P0171 trouble code System too lean (Bank 1)
If you have a P0171 trouble code System too lean (Bank 1) trouble code, read this to understand what it means
Lean codes are incredibly difficult to diagnose. And it’s one trouble code where you don’t want to start throwing parts at the problem. The guys at the parts store will tell you to replace the Oxygen sensor. Nice guess, but probably wrong. They’re assuming that the fuel mixture is correct but the sensor is reporting it wrong. Oxygen sensors DO wear out. But what if the mixture really IS lean? Can it be lean on only one bank (of a V-6 or V-8) engine? You bet. This kind of code screams out for a little diagnostic work. First, check all the vacuum hoses for cracks and correct placement. Next, spray carburetor cleaner around the intake manifold gasket and listen for an increase in engine RPM. Any increase after spraying indicates a vacuum leak.

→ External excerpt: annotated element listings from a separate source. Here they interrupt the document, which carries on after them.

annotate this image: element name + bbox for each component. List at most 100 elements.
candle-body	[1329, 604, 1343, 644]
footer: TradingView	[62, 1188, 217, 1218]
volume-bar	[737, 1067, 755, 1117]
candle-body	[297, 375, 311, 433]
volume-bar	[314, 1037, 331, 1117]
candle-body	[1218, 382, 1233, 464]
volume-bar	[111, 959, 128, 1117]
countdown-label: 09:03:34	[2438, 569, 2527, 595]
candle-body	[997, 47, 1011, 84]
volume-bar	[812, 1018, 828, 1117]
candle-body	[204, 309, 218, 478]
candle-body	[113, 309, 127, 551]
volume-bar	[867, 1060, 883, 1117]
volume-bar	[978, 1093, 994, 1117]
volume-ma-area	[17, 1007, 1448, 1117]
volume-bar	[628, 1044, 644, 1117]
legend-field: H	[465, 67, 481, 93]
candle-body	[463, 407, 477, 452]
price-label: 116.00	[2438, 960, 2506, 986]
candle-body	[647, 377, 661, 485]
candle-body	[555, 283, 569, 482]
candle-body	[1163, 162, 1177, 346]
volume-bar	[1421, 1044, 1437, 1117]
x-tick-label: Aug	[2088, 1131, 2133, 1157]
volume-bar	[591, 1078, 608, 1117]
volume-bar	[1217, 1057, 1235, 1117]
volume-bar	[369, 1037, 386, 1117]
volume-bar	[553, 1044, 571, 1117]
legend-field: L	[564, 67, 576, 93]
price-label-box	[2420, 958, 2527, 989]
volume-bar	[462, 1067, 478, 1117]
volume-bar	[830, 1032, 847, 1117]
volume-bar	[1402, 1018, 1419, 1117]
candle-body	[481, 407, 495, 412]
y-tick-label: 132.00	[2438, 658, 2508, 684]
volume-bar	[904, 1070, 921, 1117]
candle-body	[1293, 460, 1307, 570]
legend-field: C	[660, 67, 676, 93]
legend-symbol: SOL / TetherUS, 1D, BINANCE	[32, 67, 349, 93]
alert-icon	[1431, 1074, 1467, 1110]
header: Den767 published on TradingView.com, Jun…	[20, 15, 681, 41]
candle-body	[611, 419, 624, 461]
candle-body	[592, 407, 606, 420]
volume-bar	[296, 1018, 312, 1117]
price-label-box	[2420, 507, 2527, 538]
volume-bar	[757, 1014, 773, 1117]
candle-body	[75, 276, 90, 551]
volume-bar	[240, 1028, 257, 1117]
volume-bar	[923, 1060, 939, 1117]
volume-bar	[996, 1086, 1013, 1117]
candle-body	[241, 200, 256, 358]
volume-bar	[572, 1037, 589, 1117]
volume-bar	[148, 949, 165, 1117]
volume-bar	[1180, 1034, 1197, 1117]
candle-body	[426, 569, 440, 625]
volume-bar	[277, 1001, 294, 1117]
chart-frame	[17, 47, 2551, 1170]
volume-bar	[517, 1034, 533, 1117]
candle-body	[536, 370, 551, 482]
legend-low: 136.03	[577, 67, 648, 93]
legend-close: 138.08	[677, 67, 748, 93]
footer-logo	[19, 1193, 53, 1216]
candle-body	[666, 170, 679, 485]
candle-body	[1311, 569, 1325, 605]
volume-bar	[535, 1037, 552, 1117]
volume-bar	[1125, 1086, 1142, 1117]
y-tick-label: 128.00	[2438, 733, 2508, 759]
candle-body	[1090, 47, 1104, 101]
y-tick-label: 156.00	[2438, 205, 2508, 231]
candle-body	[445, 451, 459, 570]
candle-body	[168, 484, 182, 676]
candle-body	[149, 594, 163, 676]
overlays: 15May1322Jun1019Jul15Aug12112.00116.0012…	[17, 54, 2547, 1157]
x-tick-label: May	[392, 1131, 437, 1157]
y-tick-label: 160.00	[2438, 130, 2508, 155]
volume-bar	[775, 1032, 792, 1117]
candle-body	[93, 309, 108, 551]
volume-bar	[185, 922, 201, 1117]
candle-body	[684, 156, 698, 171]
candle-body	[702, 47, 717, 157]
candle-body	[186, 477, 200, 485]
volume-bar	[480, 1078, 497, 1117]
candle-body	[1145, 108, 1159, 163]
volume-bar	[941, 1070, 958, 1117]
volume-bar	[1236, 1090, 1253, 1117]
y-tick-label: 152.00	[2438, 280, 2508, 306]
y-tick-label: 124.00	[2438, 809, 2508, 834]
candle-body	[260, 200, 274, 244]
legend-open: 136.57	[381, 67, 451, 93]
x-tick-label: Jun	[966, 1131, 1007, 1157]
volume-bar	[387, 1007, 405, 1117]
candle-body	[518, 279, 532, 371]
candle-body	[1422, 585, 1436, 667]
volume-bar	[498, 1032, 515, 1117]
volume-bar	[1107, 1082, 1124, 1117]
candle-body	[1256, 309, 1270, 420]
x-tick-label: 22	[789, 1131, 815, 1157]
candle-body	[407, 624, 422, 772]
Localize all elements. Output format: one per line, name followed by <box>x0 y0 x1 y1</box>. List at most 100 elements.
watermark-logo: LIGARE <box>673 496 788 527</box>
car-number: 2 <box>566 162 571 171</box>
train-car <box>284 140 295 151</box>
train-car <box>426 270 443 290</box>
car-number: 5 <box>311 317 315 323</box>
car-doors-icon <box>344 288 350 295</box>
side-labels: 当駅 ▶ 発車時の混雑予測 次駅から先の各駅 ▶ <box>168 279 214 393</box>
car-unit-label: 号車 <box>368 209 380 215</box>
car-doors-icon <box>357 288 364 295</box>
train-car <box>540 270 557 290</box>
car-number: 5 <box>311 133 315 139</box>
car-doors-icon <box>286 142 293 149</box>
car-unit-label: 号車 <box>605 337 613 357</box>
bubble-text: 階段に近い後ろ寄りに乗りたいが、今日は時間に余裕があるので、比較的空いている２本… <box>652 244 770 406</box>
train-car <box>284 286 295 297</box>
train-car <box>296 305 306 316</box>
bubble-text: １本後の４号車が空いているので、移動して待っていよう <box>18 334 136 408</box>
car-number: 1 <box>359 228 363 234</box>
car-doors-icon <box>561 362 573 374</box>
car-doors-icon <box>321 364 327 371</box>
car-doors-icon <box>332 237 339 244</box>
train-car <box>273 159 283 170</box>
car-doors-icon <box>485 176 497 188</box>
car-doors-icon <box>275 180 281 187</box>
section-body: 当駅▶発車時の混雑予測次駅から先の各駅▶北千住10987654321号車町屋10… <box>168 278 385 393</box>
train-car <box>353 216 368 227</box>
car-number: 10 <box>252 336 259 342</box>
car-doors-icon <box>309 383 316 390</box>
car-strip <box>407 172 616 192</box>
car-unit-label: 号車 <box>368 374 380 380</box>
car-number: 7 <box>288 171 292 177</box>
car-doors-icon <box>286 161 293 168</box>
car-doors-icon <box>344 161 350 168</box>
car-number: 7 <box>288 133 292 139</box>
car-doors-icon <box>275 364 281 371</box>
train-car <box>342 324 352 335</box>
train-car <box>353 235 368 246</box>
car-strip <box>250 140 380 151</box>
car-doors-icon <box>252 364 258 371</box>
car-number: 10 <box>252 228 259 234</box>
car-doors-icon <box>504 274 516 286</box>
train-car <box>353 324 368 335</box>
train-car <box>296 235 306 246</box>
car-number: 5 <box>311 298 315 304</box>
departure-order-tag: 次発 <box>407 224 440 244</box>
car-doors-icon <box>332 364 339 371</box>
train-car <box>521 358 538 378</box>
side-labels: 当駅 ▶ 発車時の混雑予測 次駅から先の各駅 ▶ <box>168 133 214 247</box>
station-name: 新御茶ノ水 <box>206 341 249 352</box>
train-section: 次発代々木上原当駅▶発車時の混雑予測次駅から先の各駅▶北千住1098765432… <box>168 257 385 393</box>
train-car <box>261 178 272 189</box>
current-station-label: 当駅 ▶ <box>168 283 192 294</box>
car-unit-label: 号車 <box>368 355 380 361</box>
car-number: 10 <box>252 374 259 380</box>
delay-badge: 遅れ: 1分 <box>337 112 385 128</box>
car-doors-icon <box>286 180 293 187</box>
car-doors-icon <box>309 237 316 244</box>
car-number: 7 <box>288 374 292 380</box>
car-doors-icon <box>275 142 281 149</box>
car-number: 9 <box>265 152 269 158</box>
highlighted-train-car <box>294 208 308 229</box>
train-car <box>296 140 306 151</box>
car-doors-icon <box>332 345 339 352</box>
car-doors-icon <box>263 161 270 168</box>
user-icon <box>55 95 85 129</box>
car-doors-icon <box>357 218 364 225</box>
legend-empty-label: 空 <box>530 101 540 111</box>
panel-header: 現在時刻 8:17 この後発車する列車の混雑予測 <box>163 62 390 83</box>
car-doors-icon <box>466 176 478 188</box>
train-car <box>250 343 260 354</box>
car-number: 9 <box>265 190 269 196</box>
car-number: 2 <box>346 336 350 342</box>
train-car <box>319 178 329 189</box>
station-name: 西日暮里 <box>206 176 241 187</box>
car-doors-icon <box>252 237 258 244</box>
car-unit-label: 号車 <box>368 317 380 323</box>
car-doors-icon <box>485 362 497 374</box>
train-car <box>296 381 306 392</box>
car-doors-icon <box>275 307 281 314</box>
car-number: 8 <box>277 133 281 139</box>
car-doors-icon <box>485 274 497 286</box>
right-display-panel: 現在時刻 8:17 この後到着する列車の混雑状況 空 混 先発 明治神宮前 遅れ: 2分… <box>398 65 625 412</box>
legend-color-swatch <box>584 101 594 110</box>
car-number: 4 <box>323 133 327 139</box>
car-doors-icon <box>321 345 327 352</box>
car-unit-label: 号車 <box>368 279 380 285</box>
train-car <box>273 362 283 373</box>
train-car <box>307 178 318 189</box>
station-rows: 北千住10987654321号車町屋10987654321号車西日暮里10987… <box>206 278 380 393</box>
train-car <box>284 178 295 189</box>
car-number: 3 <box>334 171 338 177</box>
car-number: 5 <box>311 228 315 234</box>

The Bank 1 indication tells you that the problem is located on the cylinder bank that contains the #1 plug. That varies by make and engine style, so make sure you check the shop manual.
Most common causes of P0171 trouble code
NOTE: This information is also applicable to code P0174, system too lean bank 2, as this code is the same except of the opposite bank of cylinders.
• Dirty Mass Airflow Sensor
• Vacuum Leak
• Bad Oxygen Sensor(s)
• Low Fuel Pressure
• Running Out of Gas
Less Common Causes
• Clogged Fuel Injectors
• Leaking Exhaust System
• Evaporative Emissions System Malfunction
• EGR System Malfuncion
Fix P0171 trouble code
Check fuel level. Really low fuel can cause a P0171 trouble code simply because the engine isn’t getting enough gas.
Next, clean the MAF sensor. If it’s sending the wrong reading, the PCM may not be providing enough gas for the actual amount air entering the engine.
Check for vacuum leaks. Check for tears in the air duct after the
MAF sensor and before the throttle body. These tears are fairly common on some cars. If the air duct checks out, check for engine vacuum leaks.
Check Oxygen Sensors
This is somewhat difficult to do for DIYers because the most accurate method is with a digital scope. However, if you have a scan tool with live data, you can check the oxygen sensor readings.
Then check fuel pressure. Low fuel pressure can cause a lean condition simply because the cylinders aren’t getting enough gas.